Analysis Page - Statistician View

BioStrata: AI-Powered Clinical Trial Analysis

Inspiration

90% of clinical trials "fail" but many actually work brilliantly for specific patient subgroups that get averaged out in the overall results. Finding those subgroups manually takes a team of PhD statisticians weeks of expensive work.

We spoke with Henry Wei MD at Regeneron, who challenged us to build something bigger than a subgroup finder. He described an AI that could replicate the full workflow of a professional biostatistician, write the statistical code, run the analysis, check its own work, and present findings in plain English to a medical director who has never touched a p-value.

That conversation became BioStrata.

What It Does

Upload any raw clinical trial CSV. Press one button. BioStrata does the rest:

Agent 1 (Biostatistician): Reads your data, writes R statistical code, runs subgroup analysis, logistic regression, SHAP feature importance, and Kaplan-Meier survival curves
Agent 2 (Manager): Reviews Agent 1's output like a senior statistician would, flags issues, and QCs the results before anyone sees them

Results appear in two modes:

Medical Director mode: Plain-English summary of what was found, who it worked for, and what to do next. No statistics knowledge needed.
Statistician mode: Full technical output including p-values, confidence intervals, survival curves, efficacy tables, demographics tables, and downloadable R code.

How We Built It

Frontend: React with custom SVG Kaplan-Meier curves and a Medical Director / Statistician toggle
Backend: Node.js async job pipeline with seven stages from upload to final report
AI: Google Vertex AI with Gemini 2.5 Flash powering both agents
Stats: Dynamically generated R code executed server-side
Database: Supabase for job persistence and analysis history

Challenges

Getting Gemini to generate consistently valid R code required careful prompt engineering. Subtle mistakes like wrong survival curve indexing or including the intercept in SHAP scores required explicit mandatory code patterns in the prompt. We tested every pattern iteratively before wiring it into the pipeline.
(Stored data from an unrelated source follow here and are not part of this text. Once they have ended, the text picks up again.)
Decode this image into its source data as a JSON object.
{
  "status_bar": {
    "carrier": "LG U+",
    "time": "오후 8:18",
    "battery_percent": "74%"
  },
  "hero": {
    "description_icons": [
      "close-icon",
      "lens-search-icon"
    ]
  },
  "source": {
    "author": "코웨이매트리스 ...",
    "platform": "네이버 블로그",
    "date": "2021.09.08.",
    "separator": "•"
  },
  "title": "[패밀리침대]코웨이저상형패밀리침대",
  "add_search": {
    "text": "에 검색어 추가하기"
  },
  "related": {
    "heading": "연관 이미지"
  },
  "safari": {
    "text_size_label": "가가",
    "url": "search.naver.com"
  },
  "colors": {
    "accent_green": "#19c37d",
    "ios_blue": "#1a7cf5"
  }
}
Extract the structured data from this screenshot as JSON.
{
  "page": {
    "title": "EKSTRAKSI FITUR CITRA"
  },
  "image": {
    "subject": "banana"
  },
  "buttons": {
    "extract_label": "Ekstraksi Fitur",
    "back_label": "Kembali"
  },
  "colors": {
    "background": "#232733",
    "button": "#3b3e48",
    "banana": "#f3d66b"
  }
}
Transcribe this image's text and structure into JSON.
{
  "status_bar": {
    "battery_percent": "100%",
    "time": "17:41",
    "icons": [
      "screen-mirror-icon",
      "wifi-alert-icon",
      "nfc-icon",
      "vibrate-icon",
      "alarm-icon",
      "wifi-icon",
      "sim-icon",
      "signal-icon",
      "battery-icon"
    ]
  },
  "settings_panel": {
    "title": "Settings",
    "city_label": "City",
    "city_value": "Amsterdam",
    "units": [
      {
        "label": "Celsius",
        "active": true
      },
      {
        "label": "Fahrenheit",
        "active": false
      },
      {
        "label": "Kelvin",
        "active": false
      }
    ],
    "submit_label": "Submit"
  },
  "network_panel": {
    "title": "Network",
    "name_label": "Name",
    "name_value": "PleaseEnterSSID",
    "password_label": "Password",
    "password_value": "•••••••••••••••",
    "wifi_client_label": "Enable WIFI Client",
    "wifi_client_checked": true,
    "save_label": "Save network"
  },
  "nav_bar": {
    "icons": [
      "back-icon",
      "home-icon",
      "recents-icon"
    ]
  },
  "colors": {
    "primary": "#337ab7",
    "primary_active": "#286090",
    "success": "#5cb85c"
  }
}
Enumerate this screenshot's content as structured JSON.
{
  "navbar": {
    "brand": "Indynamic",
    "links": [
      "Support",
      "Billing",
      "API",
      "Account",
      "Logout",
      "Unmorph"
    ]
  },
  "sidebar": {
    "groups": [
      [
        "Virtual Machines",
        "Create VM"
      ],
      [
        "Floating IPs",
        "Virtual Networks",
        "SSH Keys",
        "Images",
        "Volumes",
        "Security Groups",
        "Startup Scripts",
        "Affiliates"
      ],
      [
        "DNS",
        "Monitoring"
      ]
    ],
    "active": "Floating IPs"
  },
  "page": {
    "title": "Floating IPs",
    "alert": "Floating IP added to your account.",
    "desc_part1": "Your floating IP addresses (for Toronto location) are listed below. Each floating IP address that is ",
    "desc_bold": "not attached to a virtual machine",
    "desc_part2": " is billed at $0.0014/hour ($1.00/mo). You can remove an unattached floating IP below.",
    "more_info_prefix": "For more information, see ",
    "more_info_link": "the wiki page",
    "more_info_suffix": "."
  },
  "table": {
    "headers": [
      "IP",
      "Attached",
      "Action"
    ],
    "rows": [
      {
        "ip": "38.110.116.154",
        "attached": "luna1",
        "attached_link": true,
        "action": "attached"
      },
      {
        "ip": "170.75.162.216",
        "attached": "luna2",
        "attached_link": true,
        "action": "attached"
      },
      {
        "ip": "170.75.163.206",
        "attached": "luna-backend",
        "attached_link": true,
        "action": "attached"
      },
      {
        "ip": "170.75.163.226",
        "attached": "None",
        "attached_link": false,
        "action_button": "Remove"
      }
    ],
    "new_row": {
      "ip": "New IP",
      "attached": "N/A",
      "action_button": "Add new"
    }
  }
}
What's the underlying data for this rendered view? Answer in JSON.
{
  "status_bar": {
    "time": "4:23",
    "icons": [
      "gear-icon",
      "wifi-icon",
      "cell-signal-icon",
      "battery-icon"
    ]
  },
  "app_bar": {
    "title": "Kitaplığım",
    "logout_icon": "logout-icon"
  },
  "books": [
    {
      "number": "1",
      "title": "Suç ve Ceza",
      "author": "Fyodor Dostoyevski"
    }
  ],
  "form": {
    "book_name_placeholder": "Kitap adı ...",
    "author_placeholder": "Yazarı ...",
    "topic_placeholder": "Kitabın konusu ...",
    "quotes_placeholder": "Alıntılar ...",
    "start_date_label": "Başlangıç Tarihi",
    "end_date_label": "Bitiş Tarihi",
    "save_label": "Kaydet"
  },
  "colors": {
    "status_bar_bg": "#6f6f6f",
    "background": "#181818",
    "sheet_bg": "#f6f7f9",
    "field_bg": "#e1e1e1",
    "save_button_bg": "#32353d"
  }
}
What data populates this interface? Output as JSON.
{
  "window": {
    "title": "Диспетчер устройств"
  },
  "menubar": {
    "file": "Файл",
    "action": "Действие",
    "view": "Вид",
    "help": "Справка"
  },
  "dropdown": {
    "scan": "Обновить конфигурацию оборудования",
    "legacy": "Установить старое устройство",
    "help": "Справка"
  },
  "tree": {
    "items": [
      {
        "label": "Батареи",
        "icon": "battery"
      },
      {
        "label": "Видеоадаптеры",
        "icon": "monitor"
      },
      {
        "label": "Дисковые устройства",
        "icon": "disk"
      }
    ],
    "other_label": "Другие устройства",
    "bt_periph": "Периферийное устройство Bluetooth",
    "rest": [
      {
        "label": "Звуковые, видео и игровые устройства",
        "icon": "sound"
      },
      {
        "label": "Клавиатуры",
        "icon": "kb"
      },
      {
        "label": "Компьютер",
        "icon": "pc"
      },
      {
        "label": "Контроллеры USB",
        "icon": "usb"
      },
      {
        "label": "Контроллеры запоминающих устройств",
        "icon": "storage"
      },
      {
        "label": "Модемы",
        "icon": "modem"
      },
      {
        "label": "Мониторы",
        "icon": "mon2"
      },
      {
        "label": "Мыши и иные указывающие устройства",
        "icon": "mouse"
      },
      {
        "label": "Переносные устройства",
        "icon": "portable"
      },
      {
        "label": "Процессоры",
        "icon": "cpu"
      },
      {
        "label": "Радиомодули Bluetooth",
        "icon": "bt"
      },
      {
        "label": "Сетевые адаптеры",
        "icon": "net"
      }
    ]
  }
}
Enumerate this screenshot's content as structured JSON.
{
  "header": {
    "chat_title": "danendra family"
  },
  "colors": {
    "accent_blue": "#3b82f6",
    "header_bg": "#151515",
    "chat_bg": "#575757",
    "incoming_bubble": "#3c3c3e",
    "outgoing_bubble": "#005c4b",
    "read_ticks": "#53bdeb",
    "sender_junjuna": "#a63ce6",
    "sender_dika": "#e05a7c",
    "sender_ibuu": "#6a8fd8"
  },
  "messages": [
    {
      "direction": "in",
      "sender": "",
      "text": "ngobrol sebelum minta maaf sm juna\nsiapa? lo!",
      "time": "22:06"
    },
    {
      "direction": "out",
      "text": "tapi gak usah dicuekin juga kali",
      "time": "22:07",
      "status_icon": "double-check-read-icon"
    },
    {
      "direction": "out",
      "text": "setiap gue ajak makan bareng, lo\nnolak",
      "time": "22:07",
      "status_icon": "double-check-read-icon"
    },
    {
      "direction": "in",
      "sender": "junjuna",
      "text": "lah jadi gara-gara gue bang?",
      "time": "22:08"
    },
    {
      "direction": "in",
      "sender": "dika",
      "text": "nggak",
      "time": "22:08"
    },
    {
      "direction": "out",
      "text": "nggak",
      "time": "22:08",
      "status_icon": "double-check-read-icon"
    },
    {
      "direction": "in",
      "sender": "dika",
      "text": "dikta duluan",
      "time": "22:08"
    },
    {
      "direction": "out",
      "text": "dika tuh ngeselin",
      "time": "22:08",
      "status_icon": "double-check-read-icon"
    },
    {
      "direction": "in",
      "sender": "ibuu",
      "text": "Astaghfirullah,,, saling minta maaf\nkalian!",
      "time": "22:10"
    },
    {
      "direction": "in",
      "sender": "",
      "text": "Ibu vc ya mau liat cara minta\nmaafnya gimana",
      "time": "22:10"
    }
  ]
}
The other challenge was generalizing across any trial. Every CSV has different column names and structures. BioStrata infers the trial structure dynamically so it works on any dataset a researcher uploads.

What We Learned

The goal is not to build a subgroup finder. The goal is to democratize biostatistical expertise, making world-class clinical trial analysis available to any researcher regardless of budget or team size. AI does not replace the statistician. It makes one available to everyone.